Did you know that you can easily make a green screen from paper, cloth or paint? I made my first one with green tissue paper that I stuffed in holiday gift bags, and I used painter’s tape to attach it to the wall.
The green screen makes it possible to use almost any photograph as a background on Zoom.  Even though I’m in a small room with my back half a foot away from the wall, I can make it look like I’m anywhere in the world, and wherever I am is well-lit and uncluttered.
I put a couple of books on the desk to raise the level of my laptop or tablet so that I appear as if I’m sitting at a conference room table. Also, that way, my green screen fills the entire frame.
I brought up a work light from the basement and attached it to an old lightweight tripod. I put a paper towel over the light to serve as a softbox and diffuse the light. (Search Google for a clamp-on work light.
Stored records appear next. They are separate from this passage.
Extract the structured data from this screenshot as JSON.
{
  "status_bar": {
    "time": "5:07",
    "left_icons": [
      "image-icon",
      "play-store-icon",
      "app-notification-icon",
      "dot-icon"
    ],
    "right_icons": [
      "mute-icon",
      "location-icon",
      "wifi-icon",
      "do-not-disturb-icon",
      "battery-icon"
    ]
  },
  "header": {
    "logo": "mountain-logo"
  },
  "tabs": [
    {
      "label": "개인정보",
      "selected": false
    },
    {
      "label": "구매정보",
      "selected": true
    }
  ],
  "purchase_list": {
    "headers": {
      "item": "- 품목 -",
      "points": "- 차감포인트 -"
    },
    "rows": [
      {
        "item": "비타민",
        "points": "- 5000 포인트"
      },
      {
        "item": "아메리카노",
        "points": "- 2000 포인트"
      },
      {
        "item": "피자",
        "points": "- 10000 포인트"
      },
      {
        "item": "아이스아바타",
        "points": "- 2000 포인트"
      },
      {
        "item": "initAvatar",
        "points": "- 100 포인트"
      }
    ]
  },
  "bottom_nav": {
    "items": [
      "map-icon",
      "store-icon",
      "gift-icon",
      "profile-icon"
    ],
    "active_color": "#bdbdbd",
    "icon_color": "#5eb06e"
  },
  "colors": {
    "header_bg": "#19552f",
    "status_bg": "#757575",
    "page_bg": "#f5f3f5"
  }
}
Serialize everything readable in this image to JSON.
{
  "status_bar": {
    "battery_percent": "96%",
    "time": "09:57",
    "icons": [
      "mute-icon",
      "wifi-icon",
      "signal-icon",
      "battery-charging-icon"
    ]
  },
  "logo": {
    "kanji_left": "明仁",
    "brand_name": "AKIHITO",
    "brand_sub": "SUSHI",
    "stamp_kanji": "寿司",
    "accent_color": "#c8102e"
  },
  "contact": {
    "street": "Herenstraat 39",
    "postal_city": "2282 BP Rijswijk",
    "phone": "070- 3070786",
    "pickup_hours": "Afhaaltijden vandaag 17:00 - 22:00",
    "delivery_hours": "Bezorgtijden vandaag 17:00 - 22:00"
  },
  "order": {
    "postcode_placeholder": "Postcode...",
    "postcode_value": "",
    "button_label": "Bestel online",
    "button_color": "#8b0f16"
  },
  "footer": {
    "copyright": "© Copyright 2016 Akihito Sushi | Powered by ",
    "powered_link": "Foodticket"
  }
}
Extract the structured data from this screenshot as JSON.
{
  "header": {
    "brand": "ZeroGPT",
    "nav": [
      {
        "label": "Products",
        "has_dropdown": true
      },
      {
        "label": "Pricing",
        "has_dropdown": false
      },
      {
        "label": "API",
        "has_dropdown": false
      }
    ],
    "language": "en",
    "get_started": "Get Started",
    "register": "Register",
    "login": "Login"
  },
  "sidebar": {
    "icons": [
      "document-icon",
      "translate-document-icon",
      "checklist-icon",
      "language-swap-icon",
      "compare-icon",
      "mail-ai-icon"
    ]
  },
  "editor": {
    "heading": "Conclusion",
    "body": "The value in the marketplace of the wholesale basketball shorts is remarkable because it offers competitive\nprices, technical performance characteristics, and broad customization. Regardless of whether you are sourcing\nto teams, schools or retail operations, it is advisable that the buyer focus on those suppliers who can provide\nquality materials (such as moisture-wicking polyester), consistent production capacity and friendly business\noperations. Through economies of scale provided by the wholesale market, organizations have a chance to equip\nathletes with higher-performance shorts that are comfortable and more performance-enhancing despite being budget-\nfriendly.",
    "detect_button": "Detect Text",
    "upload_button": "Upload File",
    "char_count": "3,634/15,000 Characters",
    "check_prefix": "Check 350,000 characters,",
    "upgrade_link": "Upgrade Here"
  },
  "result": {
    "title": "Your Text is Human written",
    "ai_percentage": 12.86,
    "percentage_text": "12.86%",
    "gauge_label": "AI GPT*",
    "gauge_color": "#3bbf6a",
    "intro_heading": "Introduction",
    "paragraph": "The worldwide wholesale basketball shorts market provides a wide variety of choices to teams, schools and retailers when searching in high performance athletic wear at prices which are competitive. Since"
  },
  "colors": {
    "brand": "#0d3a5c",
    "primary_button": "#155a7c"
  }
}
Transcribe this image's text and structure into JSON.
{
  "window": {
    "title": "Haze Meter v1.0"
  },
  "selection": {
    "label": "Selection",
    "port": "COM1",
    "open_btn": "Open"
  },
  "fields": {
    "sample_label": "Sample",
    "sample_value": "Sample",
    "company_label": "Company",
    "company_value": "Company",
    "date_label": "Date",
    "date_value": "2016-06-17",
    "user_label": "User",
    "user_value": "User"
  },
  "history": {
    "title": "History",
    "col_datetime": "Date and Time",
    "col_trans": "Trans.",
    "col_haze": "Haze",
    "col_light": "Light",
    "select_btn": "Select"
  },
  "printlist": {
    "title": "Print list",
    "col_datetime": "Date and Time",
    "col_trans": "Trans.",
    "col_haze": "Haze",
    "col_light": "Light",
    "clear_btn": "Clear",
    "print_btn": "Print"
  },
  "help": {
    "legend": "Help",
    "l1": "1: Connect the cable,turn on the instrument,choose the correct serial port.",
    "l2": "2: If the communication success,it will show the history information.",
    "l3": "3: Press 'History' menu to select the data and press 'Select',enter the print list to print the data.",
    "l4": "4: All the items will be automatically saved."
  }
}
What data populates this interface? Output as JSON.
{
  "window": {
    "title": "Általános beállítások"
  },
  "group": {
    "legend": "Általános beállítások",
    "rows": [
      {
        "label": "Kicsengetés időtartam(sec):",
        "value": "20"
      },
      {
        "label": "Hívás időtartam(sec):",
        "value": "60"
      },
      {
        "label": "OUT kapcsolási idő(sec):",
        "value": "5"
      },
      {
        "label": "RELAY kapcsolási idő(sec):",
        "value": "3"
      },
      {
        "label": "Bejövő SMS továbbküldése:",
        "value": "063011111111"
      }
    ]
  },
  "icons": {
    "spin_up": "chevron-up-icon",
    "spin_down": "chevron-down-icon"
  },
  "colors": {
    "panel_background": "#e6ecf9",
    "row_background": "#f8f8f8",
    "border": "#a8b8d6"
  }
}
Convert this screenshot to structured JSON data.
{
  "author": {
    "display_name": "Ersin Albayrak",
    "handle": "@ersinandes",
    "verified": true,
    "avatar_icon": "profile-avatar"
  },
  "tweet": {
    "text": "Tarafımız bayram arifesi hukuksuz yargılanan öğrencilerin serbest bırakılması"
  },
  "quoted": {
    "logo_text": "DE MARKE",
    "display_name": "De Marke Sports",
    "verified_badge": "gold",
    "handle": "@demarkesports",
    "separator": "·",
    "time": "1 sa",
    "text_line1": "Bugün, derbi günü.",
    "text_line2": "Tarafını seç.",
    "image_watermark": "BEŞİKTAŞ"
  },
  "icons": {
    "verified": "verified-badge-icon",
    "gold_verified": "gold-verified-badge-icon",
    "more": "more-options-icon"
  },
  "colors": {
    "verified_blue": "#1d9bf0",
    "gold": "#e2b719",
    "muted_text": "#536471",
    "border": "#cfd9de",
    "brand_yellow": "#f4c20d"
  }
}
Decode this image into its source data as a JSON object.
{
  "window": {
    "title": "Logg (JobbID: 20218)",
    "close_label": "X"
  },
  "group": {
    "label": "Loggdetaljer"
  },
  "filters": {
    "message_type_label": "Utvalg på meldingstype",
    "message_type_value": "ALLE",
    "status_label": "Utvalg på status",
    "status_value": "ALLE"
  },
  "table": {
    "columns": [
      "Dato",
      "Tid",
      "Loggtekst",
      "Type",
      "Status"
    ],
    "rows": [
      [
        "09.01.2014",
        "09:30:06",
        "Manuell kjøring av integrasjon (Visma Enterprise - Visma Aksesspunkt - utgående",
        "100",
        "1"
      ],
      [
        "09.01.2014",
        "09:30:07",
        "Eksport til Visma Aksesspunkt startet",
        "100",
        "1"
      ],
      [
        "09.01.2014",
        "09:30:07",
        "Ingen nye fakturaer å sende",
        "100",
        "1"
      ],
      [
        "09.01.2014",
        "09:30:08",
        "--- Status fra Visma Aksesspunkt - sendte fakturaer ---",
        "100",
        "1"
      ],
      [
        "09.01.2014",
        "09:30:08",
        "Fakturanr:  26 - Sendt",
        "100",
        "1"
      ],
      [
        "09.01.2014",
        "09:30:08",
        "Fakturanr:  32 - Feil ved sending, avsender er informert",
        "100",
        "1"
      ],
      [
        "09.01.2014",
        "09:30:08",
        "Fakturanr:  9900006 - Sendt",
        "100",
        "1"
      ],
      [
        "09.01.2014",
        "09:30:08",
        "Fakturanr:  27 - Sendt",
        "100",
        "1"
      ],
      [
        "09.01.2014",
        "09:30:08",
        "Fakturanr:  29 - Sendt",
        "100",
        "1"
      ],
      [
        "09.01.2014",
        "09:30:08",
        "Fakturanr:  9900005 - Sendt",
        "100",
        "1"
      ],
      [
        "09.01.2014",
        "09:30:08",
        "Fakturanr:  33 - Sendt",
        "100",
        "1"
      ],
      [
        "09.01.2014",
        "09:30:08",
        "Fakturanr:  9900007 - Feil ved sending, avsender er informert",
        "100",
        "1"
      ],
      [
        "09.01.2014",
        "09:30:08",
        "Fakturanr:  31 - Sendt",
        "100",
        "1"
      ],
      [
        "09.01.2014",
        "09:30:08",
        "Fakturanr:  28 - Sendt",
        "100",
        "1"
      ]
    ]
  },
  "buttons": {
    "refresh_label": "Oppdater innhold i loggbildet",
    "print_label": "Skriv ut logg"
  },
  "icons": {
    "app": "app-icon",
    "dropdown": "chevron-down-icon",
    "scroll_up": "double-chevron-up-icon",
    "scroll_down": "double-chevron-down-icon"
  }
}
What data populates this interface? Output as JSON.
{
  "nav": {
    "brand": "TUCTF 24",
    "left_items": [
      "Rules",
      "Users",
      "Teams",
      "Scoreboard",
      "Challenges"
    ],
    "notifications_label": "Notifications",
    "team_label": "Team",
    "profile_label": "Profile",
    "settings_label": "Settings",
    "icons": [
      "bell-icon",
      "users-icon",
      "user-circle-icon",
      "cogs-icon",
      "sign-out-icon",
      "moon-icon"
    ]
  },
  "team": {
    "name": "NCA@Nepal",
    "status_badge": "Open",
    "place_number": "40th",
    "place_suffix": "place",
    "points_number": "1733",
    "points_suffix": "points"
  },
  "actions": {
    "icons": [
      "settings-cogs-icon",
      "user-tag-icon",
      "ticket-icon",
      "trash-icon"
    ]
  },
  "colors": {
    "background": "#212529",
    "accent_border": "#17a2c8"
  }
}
They cost less than $12.) If you’re using a flammable diffuser, choose a light bulb that doesn’t give off much heat.
My new setup works well for meeting with anyone, even clients. I look like a pro. Putting it together kept me busy for half-hour or so and gave me a sense of accomplishment, which is always a plus. Using it gives me that feeling of putting a little distance between my professional and personal life.